25 Jahre Tafel Deutschland e.V.: Dringender Handlungsbedarf bei Armutsbekämpfung und Reduzierung der Lebensmittelverschwendung

Angesichts des  25-jährigen Bestehens des Dachverbandes der Tafeln in Deutschland blickt deren Vorsitzender Jochen Brühl besorgt auf die Entwicklung der Armut in Deutschland sowie die Verschwendung von Lebensmitteln und Ressourcen. Das ehrenamtliche Engagement der 60.000 freiwilligen Tafel-Helferinnen und -Helfer auf Orts- und Landesebene würdigt Brühl als unverzichtbares Vorbild eines nachhaltigen und sozialen Lebensstils. Für die Zukunft sieht er große Herausforderungen.1995 haben sich die damals bundesweit 35 Tafeln in einem Verband organisiert. Seitdem hat sich die Tafel-Idee – Lebensmittel vor der Vernichtung zu retten und damit armutsbetroffenen Menschen zu helfen – rasant verbreitet. Heute gehören dem gemeinnützigen Verein 948 Tafeln mit 60.000 freiwilligen Helferinnen und Helfern an. Sie haben die Tafeln zu Deutschlands größtem Lebensmittelretter und Orten der Begegnung für arme und ausgegrenzte Menschen gemacht. Gemeinsam retten sie jährlich 265.000 Tonnen Lebensmittel und unterstützen damit 1,65 Millionen Menschen„ Die Tafel-Idee ist ein Best-Practice-Beispiel für nachhaltiges Handeln. Wir lindern Armut mit Hilfe von dem, was verschwendet wird. Es ist genug für alle da und Lebensmittel gehören nicht in den Müll“, betont Jochen Brühl, Vorsitzender Tafel Deutschland.

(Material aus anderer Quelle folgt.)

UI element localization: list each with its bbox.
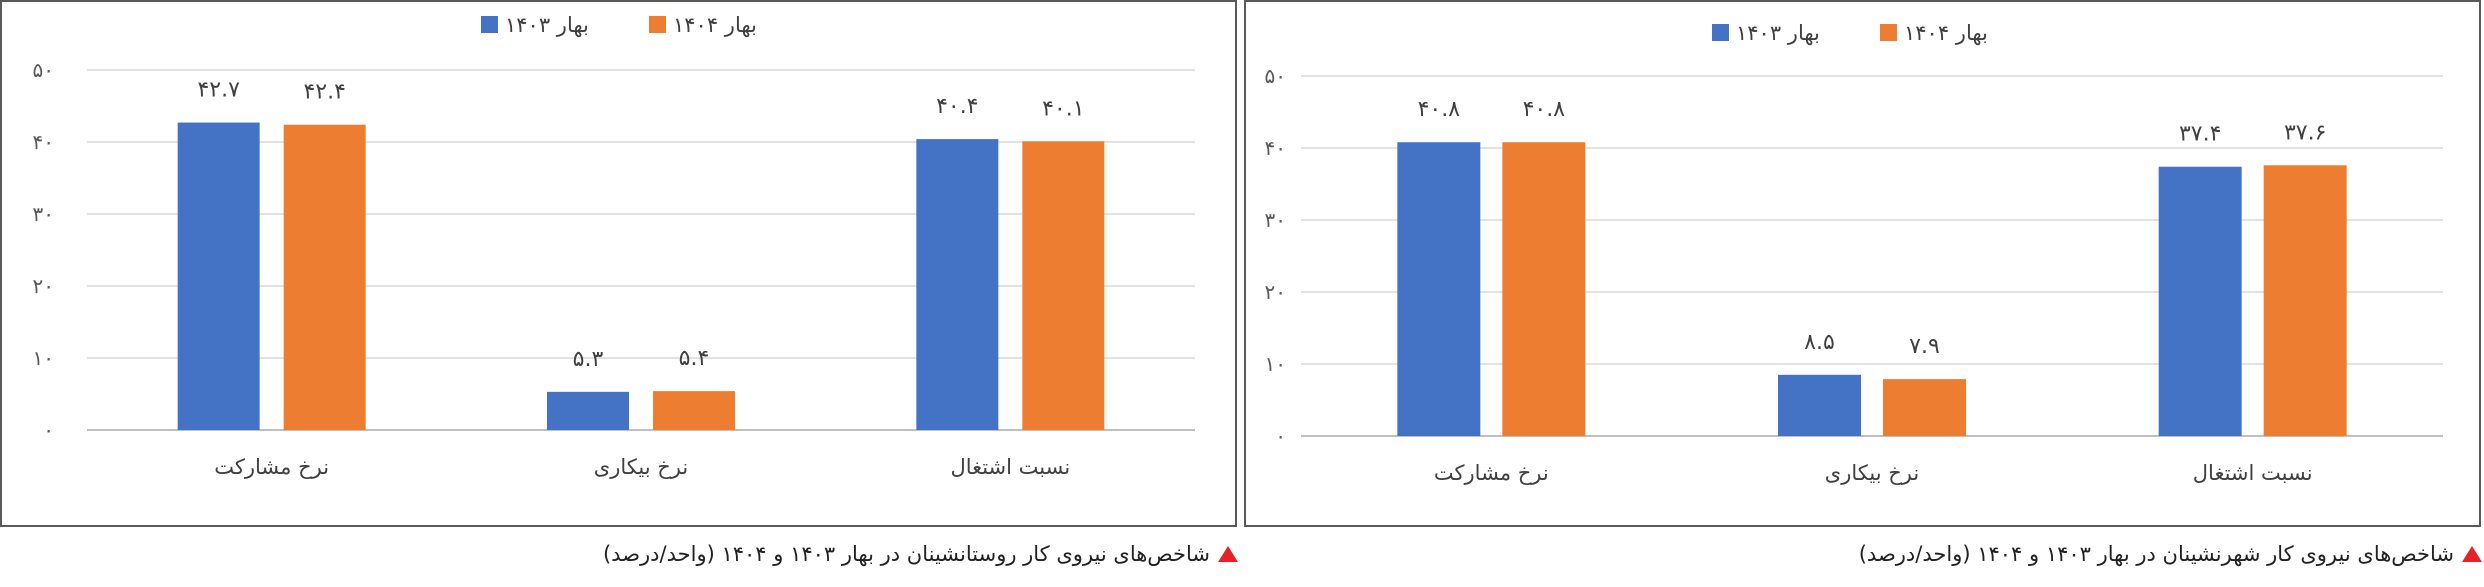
y-tick-label: ۰ (43, 418, 54, 442)
bar (177, 122, 260, 430)
data-label: ۷.۹ (1909, 334, 1940, 359)
legend-swatch (649, 16, 666, 33)
legend-swatch (1880, 24, 1897, 41)
y-tick-label: ۵۰ (1265, 64, 1286, 88)
y-tick-label: ۵۰ (33, 58, 54, 82)
bar (2263, 165, 2347, 436)
rural-chart-frame: ۰ ۱۰ ۲۰ ۳۰ ۴۰ ۵۰ ۴۲.۷ ۴۲.۴ نرخ مشارکت ۵.۳ ۵.۴ نرخ ب… (0, 0, 1237, 527)
bar (283, 124, 366, 430)
legend-swatch (1712, 24, 1729, 41)
bar (653, 391, 735, 430)
category-label: نرخ بیکاری (594, 455, 688, 479)
y-tick-label: ۳۰ (1265, 208, 1286, 232)
bar (547, 391, 629, 430)
category-label: نسبت اشتغال (2193, 461, 2313, 485)
y-tick-label: ۱۰ (1265, 352, 1286, 376)
red-triangle-icon (2462, 546, 2482, 562)
bar (1502, 142, 1586, 437)
data-label: ۵.۳ (573, 347, 604, 372)
data-label: ۴۰.۱ (1042, 96, 1084, 121)
rural-chart-caption: شاخص‌های نیروی کار روستانشینان در بهار ۱… (603, 536, 1238, 572)
bar (1778, 374, 1861, 436)
bar (1022, 141, 1105, 430)
rural-caption-text: شاخص‌های نیروی کار روستانشینان در بهار ۱… (602, 542, 1210, 566)
y-tick-label: ۲۰ (1265, 280, 1286, 304)
urban-chart: ۰ ۱۰ ۲۰ ۳۰ ۴۰ ۵۰ ۴۰.۸ ۴۰.۸ نرخ مشارکت ۸.۵ ۷.۹ نرخ ب… (1265, 21, 2443, 485)
data-label: ۴۰.۸ (1418, 97, 1461, 122)
urban-chart-frame: ۰ ۱۰ ۲۰ ۳۰ ۴۰ ۵۰ ۴۰.۸ ۴۰.۸ نرخ مشارکت ۸.۵ ۷.۹ نرخ ب… (1244, 0, 2481, 527)
y-tick-label: ۴۰ (33, 130, 54, 154)
y-tick-label: ۰ (1275, 424, 1286, 448)
data-label: ۵.۴ (679, 346, 710, 371)
legend-swatch (481, 16, 498, 33)
legend-label: بهار ۱۴۰۳ (1736, 21, 1820, 45)
data-label: ۸.۵ (1804, 330, 1835, 355)
urban-chart-panel: ۰ ۱۰ ۲۰ ۳۰ ۴۰ ۵۰ ۴۰.۸ ۴۰.۸ نرخ مشارکت ۸.۵ ۷.۹ نرخ ب… (1244, 0, 2484, 587)
data-label: ۳۷.۶ (2284, 120, 2326, 145)
urban-chart-caption: شاخص‌های نیروی کار شهرنشینان در بهار ۱۴۰… (1859, 536, 2482, 572)
red-triangle-icon (1218, 546, 1238, 562)
data-label: ۴۲.۴ (303, 80, 345, 105)
legend-label: بهار ۱۴۰۴ (673, 13, 757, 37)
legend-label: بهار ۱۴۰۳ (505, 13, 589, 37)
bar (1883, 379, 1966, 436)
rural-chart-panel: ۰ ۱۰ ۲۰ ۳۰ ۴۰ ۵۰ ۴۲.۷ ۴۲.۴ نرخ مشارکت ۵.۳ ۵.۴ نرخ ب… (0, 0, 1240, 587)
category-label: نسبت اشتغال (950, 455, 1070, 479)
y-tick-label: ۱۰ (33, 346, 54, 370)
category-label: نرخ مشارکت (214, 455, 329, 479)
data-label: ۳۷.۴ (2179, 122, 2221, 147)
bar (1397, 142, 1481, 437)
data-label: ۴۰.۸ (1523, 97, 1566, 122)
data-label: ۴۰.۴ (936, 94, 978, 119)
y-tick-label: ۳۰ (33, 202, 54, 226)
rural-chart: ۰ ۱۰ ۲۰ ۳۰ ۴۰ ۵۰ ۴۲.۷ ۴۲.۴ نرخ مشارکت ۵.۳ ۵.۴ نرخ ب… (33, 13, 1195, 479)
y-tick-label: ۲۰ (33, 274, 54, 298)
category-label: نرخ مشارکت (1434, 461, 1549, 485)
urban-caption-text: شاخص‌های نیروی کار شهرنشینان در بهار ۱۴۰… (1858, 542, 2454, 566)
data-label: ۴۲.۷ (197, 78, 240, 103)
y-tick-label: ۴۰ (1265, 136, 1286, 160)
legend-label: بهار ۱۴۰۴ (1904, 21, 1988, 45)
category-label: نرخ بیکاری (1825, 461, 1919, 485)
bar (916, 139, 999, 430)
bar (2158, 166, 2242, 436)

Die Politik mahnt er, endlich die Ursachen von Armut und Lebensmittelverschwendung zu bekämpfen. „Trotz guter wirtschaftlicher Entwicklung ist die Armutsquote in Deutschland zuletzt sogar weiter gestiegen. Das Ziel darf nicht sein, Armut zu verwalten, sondern nachhaltig zu beseitigen. Leider sehen wir in den letzten 25 Jahren kein Vorankommen“, so Brühl. Immer mehr Menschen würden das Angebot der Tafeln nicht als zusätzliche Entlastung wahrnehmen, sondern als existenzielle Versorgungshilfe nutzen. „Die Tafel kann und will aber keine Aufgaben des Sozialstaates übernehmen. Es besteht dringender Handlungsbedarf“, stellt Brühl klar. Auch die Lebensmittelverschwendung ist mit rund zwölf Millionen Tonnen immens in Deutschland. „Wir bemerken zwar endlich ein Bewusstsein für das Thema. Getan wird aber noch zu wenig, vom Produzenten bis zum Endverbraucher“, sagt Jochen Brühl. Wachsende Kundschaft, weniger Ehrenamtliche und ein dringend notwendiger Ausbau der Lebensmittelspenden-Logistik sind die zentralen Herausforderungen der Tafeln, die sich zuletzt durch die Corona-Pandemie verschärft haben. Von der Politik fordert der Verband deshalb erstmals auch finanzielle Unterstützung, um die wichtige ökologische und soziale Funktion in der Gesellschaft fortführen zu können.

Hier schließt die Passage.